Rz. 99
Problematisch sind die Fälle, in denen der Testamentsvollstrecker zugleich gesetzlicher Vertreter eines minderjährigen Erben ist. Dann stellt sich die Frage, ob zur Wahrnehmung der Rechte aus § 2218 BGB ein Pfleger bestellt werden muss. Nach der alten OLG Rspr. ist grundsätzlich bei einer Doppelbestellung als gesetzlicher Vertreter und Testamentsvollstrecker immer eine Ergänzungspflegschaft anzuordnen. Dies wird mit dem Interessengegensatz i.S.v. § 1629 Abs. 2 S. 3 i.V.m. § 1789 BGB n.F. (§ 1796 BGB a.F.) begründet.

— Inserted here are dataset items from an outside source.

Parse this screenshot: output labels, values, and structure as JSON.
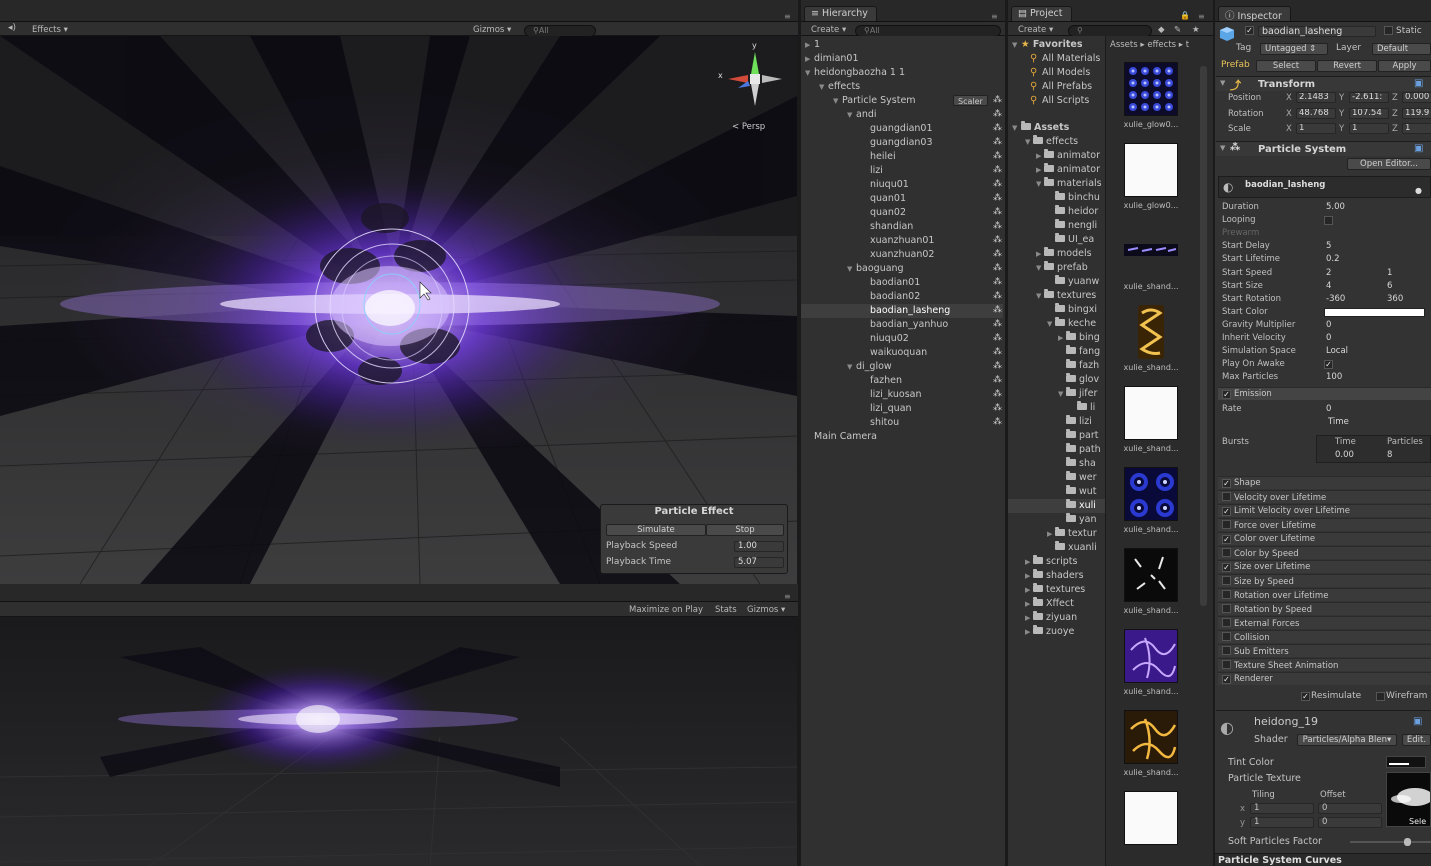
{
  "scene": {
    "menu_icon": "speaker-icon",
    "effects_label": "Effects",
    "gizmos_label": "Gizmos",
    "search_placeholder": "All",
    "persp_label": "Persp",
    "axis_y": "y",
    "axis_x": "x"
  },
  "particle_effect_panel": {
    "title": "Particle Effect",
    "simulate_label": "Simulate",
    "stop_label": "Stop",
    "playback_speed_label": "Playback Speed",
    "playback_speed_value": "1.00",
    "playback_time_label": "Playback Time",
    "playback_time_value": "5.07"
  },
  "game": {
    "maximize_label": "Maximize on Play",
    "stats_label": "Stats",
    "gizmos_label": "Gizmos"
  },
  "hierarchy": {
    "tab_label": "Hierarchy",
    "create_label": "Create",
    "search_placeholder": "All",
    "scaler_label": "Scaler",
    "rows": [
      {
        "label": "1",
        "indent": 0,
        "arrow": "▶"
      },
      {
        "label": "dimian01",
        "indent": 0,
        "arrow": "▶"
      },
      {
        "label": "heidongbaozha 1 1",
        "indent": 0,
        "arrow": "▼"
      },
      {
        "label": "effects",
        "indent": 1,
        "arrow": "▼"
      },
      {
        "label": "Particle System",
        "indent": 2,
        "arrow": "▼",
        "scaler": true
      },
      {
        "label": "andi",
        "indent": 3,
        "arrow": "▼",
        "icon": true
      },
      {
        "label": "guangdian01",
        "indent": 4,
        "arrow": "",
        "icon": true
      },
      {
        "label": "guangdian03",
        "indent": 4,
        "arrow": "",
        "icon": true
      },
      {
        "label": "heilei",
        "indent": 4,
        "arrow": "",
        "icon": true
      },
      {
        "label": "lizi",
        "indent": 4,
        "arrow": "",
        "icon": true
      },
      {
        "label": "niuqu01",
        "indent": 4,
        "arrow": "",
        "icon": true
      },
      {
        "label": "quan01",
        "indent": 4,
        "arrow": "",
        "icon": true
      },
      {
        "label": "quan02",
        "indent": 4,
        "arrow": "",
        "icon": true
      },
      {
        "label": "shandian",
        "indent": 4,
        "arrow": "",
        "icon": true
      },
      {
        "label": "xuanzhuan01",
        "indent": 4,
        "arrow": "",
        "icon": true
      },
      {
        "label": "xuanzhuan02",
        "indent": 4,
        "arrow": "",
        "icon": true
      },
      {
        "label": "baoguang",
        "indent": 3,
        "arrow": "▼",
        "icon": true
      },
      {
        "label": "baodian01",
        "indent": 4,
        "arrow": "",
        "icon": true
      },
      {
        "label": "baodian02",
        "indent": 4,
        "arrow": "",
        "icon": true
      },
      {
        "label": "baodian_lasheng",
        "indent": 4,
        "arrow": "",
        "icon": true,
        "selected": true
      },
      {
        "label": "baodian_yanhuo",
        "indent": 4,
        "arrow": "",
        "icon": true
      },
      {
        "label": "niuqu02",
        "indent": 4,
        "arrow": "",
        "icon": true
      },
      {
        "label": "waikuoquan",
        "indent": 4,
        "arrow": "",
        "icon": true
      },
      {
        "label": "di_glow",
        "indent": 3,
        "arrow": "▼",
        "icon": true
      },
      {
        "label": "fazhen",
        "indent": 4,
        "arrow": "",
        "icon": true
      },
      {
        "label": "lizi_kuosan",
        "indent": 4,
        "arrow": "",
        "icon": true
      },
      {
        "label": "lizi_quan",
        "indent": 4,
        "arrow": "",
        "icon": true
      },
      {
        "label": "shitou",
        "indent": 4,
        "arrow": "",
        "icon": true
      },
      {
        "label": "Main Camera",
        "indent": 0,
        "arrow": ""
      }
    ]
  },
  "project": {
    "tab_label": "Project",
    "create_label": "Create",
    "favorites_label": "Favorites",
    "favorites": [
      "All Materials",
      "All Models",
      "All Prefabs",
      "All Scripts"
    ],
    "assets_label": "Assets",
    "breadcrumb": [
      "Assets",
      "effects"
    ],
    "tree": [
      {
        "label": "effects",
        "indent": 1,
        "arrow": "▼"
      },
      {
        "label": "animator",
        "indent": 2,
        "arrow": "▶"
      },
      {
        "label": "animator",
        "indent": 2,
        "arrow": "▶"
      },
      {
        "label": "materials",
        "indent": 2,
        "arrow": "▼"
      },
      {
        "label": "binchu",
        "indent": 3,
        "arrow": ""
      },
      {
        "label": "heidor",
        "indent": 3,
        "arrow": ""
      },
      {
        "label": "nengli",
        "indent": 3,
        "arrow": ""
      },
      {
        "label": "UI_ea",
        "indent": 3,
        "arrow": ""
      },
      {
        "label": "models",
        "indent": 2,
        "arrow": "▶"
      },
      {
        "label": "prefab",
        "indent": 2,
        "arrow": "▼"
      },
      {
        "label": "yuanw",
        "indent": 3,
        "arrow": ""
      },
      {
        "label": "textures",
        "indent": 2,
        "arrow": "▼"
      },
      {
        "label": "bingxi",
        "indent": 3,
        "arrow": ""
      },
      {
        "label": "keche",
        "indent": 3,
        "arrow": "▼"
      },
      {
        "label": "bing",
        "indent": 4,
        "arrow": "▶"
      },
      {
        "label": "fang",
        "indent": 4,
        "arrow": ""
      },
      {
        "label": "fazh",
        "indent": 4,
        "arrow": ""
      },
      {
        "label": "glov",
        "indent": 4,
        "arrow": ""
      },
      {
        "label": "jifer",
        "indent": 4,
        "arrow": "▼"
      },
      {
        "label": "li",
        "indent": 5,
        "arrow": ""
      },
      {
        "label": "lizi",
        "indent": 4,
        "arrow": ""
      },
      {
        "label": "part",
        "indent": 4,
        "arrow": ""
      },
      {
        "label": "path",
        "indent": 4,
        "arrow": ""
      },
      {
        "label": "sha",
        "indent": 4,
        "arrow": ""
      },
      {
        "label": "wer",
        "indent": 4,
        "arrow": ""
      },
      {
        "label": "wut",
        "indent": 4,
        "arrow": ""
      },
      {
        "label": "xuli",
        "indent": 4,
        "arrow": "",
        "selected": true
      },
      {
        "label": "yan",
        "indent": 4,
        "arrow": ""
      },
      {
        "label": "textur",
        "indent": 3,
        "arrow": "▶"
      },
      {
        "label": "xuanli",
        "indent": 3,
        "arrow": ""
      },
      {
        "label": "scripts",
        "indent": 1,
        "arrow": "▶"
      },
      {
        "label": "shaders",
        "indent": 1,
        "arrow": "▶"
      },
      {
        "label": "textures",
        "indent": 1,
        "arrow": "▶"
      },
      {
        "label": "Xffect",
        "indent": 1,
        "arrow": "▶"
      },
      {
        "label": "ziyuan",
        "indent": 1,
        "arrow": "▶"
      },
      {
        "label": "zuoye",
        "indent": 1,
        "arrow": "▶"
      }
    ],
    "thumbnails": [
      {
        "label": "xulie_glow0...",
        "style": "dots"
      },
      {
        "label": "xulie_glow0...",
        "style": "white"
      },
      {
        "label": "xulie_shand...",
        "style": "strip"
      },
      {
        "label": "xulie_shand...",
        "style": "gold"
      },
      {
        "label": "xulie_shand...",
        "style": "white"
      },
      {
        "label": "xulie_shand...",
        "style": "rings"
      },
      {
        "label": "xulie_shand...",
        "style": "sparks"
      },
      {
        "label": "xulie_shand...",
        "style": "purple"
      },
      {
        "label": "xulie_shand...",
        "style": "amber"
      },
      {
        "label": "",
        "style": "white"
      }
    ]
  },
  "inspector": {
    "tab_label": "Inspector",
    "object_name": "baodian_lasheng",
    "static_label": "Static",
    "tag_label": "Tag",
    "tag_value": "Untagged",
    "layer_label": "Layer",
    "layer_value": "Default",
    "prefab_label": "Prefab",
    "select_label": "Select",
    "revert_label": "Revert",
    "apply_label": "Apply",
    "transform": {
      "title": "Transform",
      "position_label": "Position",
      "position": {
        "x": "2.1483",
        "y": "-2.611:",
        "z": "0.000"
      },
      "rotation_label": "Rotation",
      "rotation": {
        "x": "48.768",
        "y": "107.54",
        "z": "119.9"
      },
      "scale_label": "Scale",
      "scale": {
        "x": "1",
        "y": "1",
        "z": "1"
      }
    },
    "particle_system": {
      "title": "Particle System",
      "open_editor_label": "Open Editor...",
      "subsystem_name": "baodian_lasheng",
      "fields": [
        {
          "label": "Duration",
          "v1": "5.00",
          "v2": ""
        },
        {
          "label": "Looping",
          "v1": "",
          "v2": "",
          "checkbox": true,
          "checked": false
        },
        {
          "label": "Prewarm",
          "v1": "",
          "v2": "",
          "dim": true
        },
        {
          "label": "Start Delay",
          "v1": "5",
          "v2": ""
        },
        {
          "label": "Start Lifetime",
          "v1": "0.2",
          "v2": ""
        },
        {
          "label": "Start Speed",
          "v1": "2",
          "v2": "1"
        },
        {
          "label": "Start Size",
          "v1": "4",
          "v2": "6"
        },
        {
          "label": "Start Rotation",
          "v1": "-360",
          "v2": "360"
        },
        {
          "label": "Start Color",
          "v1": "",
          "v2": "",
          "color": "#ffffff"
        },
        {
          "label": "Gravity Multiplier",
          "v1": "0",
          "v2": ""
        },
        {
          "label": "Inherit Velocity",
          "v1": "0",
          "v2": ""
        },
        {
          "label": "Simulation Space",
          "v1": "Local",
          "v2": ""
        },
        {
          "label": "Play On Awake",
          "v1": "",
          "v2": "",
          "checkbox": true,
          "checked": true
        },
        {
          "label": "Max Particles",
          "v1": "100",
          "v2": ""
        }
      ],
      "emission": {
        "title": "Emission",
        "rate_label": "Rate",
        "rate_value": "0",
        "rate_mode": "Time",
        "bursts_label": "Bursts",
        "bursts_time_header": "Time",
        "bursts_particles_header": "Particles",
        "burst_time": "0.00",
        "burst_particles": "8"
      },
      "modules": [
        {
          "label": "Shape",
          "checked": true
        },
        {
          "label": "Velocity over Lifetime",
          "checked": false
        },
        {
          "label": "Limit Velocity over Lifetime",
          "checked": true
        },
        {
          "label": "Force over Lifetime",
          "checked": false
        },
        {
          "label": "Color over Lifetime",
          "checked": true
        },
        {
          "label": "Color by Speed",
          "checked": false
        },
        {
          "label": "Size over Lifetime",
          "checked": true
        },
        {
          "label": "Size by Speed",
          "checked": false
        },
        {
          "label": "Rotation over Lifetime",
          "checked": false
        },
        {
          "label": "Rotation by Speed",
          "checked": false
        },
        {
          "label": "External Forces",
          "checked": false
        },
        {
          "label": "Collision",
          "checked": false
        },
        {
          "label": "Sub Emitters",
          "checked": false
        },
        {
          "label": "Texture Sheet Animation",
          "checked": false
        },
        {
          "label": "Renderer",
          "checked": true
        }
      ],
      "resimulate_label": "Resimulate",
      "wireframe_label": "Wirefram"
    },
    "material": {
      "name": "heidong_19",
      "shader_label": "Shader",
      "shader_value": "Particles/Alpha Blen",
      "edit_label": "Edit.",
      "tint_color_label": "Tint Color",
      "particle_texture_label": "Particle Texture",
      "tiling_label": "Tiling",
      "offset_label": "Offset",
      "x_label": "x",
      "y_label": "y",
      "tiling_x": "1",
      "tiling_y": "1",
      "offset_x": "0",
      "offset_y": "0",
      "select_label": "Sele",
      "soft_particles_label": "Soft Particles Factor"
    },
    "curves_label": "Particle System Curves"
  }
}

Dieser Gegensatz sei so erheblich, dass er die Wahrung der Aufgaben der beiden Ämter durch ein und dieselbe Person ausschließt.
Rz. 100
Demgegenüber hält das neuere Schrifttum fast einhellig die Bestellung eines Ergänzungspflegers in den Fällen für entbehrlich, in denen der betreffende Elternteil unabhängig von seiner Stellung als Testamentsvollstrecker nach § 1640 Abs. 1 BGB ohnehin verpflichtet ist, ein Verzeichnis über das von Todes wegen erworbene Vermögen zu erstellen und dieses mit der Versicherung auf Vollständigkeit dem Familiengericht vorzulegen. Sofern der Testamentsvollstrecker im Rahmen seiner Doppelfunktion als gesetzlicher Vertreter das Nachlassverzeichnis entgegennimmt, sei § 181 BGB nicht anwendbar, da die Überprüfung des Nachlassverzeichnisses selbst kein Rechtsgeschäft darstellt. Gegen die Bestellung eines Ergänzungspflegers spricht zudem, dass ein gesetzlicher Vertreter über die Dauer seiner elterlichen Gewalt dem Familiengericht gegenüber nicht rechenschaftspflichtig ist. Eine Ausnahme bilden lediglich die §§ 1666, 1667 BGB, wonach die Eltern dann rechenschaftspflichtig sind, wenn sie ihr Vermögenssorgerecht missbraucht haben.
Rz. 101
Den Eltern als gesetzlichen Vertretern muss auch nicht insoweit nach § 1667 BGB die Vermögenssorge entzogen werden, als es um die Überprüfung der Rechenschaftslegung geht. Die Tatbestandsvoraussetzungen des § 1667 BGB sind nicht gegeben, denn es fehlt an einer Pflichtverletzung mit der Folge der Vermögensgefährdung. Die bloße Möglichkeit eines Interessenkonflikts ist kein ausreichender Grund, dem gesetzlichen Vertreter die Vermögenssorge zu entziehen. Dieser richtigen Ansicht ist der BGH beigetreten und die weitere Rspr. ist dem gefolgt. Dennoch ist in der Praxis anzuraten, dass der gesetzliche Vertreter als Testamentsvollstrecker das Recht nach § 2199 BGB haben soll. Folgende Formulierung könnte z.B. lauten:
"Zudem ermächtige ich den Testamentsvollstrecker, einen oder mehrere Mitvollstrecker gemäß § 2199 Abs. 1 BGB zu ernennen. Jedoch beschränke ich gemäß §§ 2208, 2224 Abs. 1 S. 3 BGB den Aufgabenkreis und die Rechte des jeweiligen Mitvollstreckers auf die Bereiche, die dem ernennenden Testamentsvollstrecker bzw. dem gesetzlichen Vertreter aufgrund einer Interessenkollision von der Verwaltung rechtlich entzogen sind bzw. bei denen er in seiner Amtsausübung gehindert ist."
Entgegen § 2224 BGB übt jeder Testamentsvollstrecker das Amt allein und nicht gemeinschaftlich aus.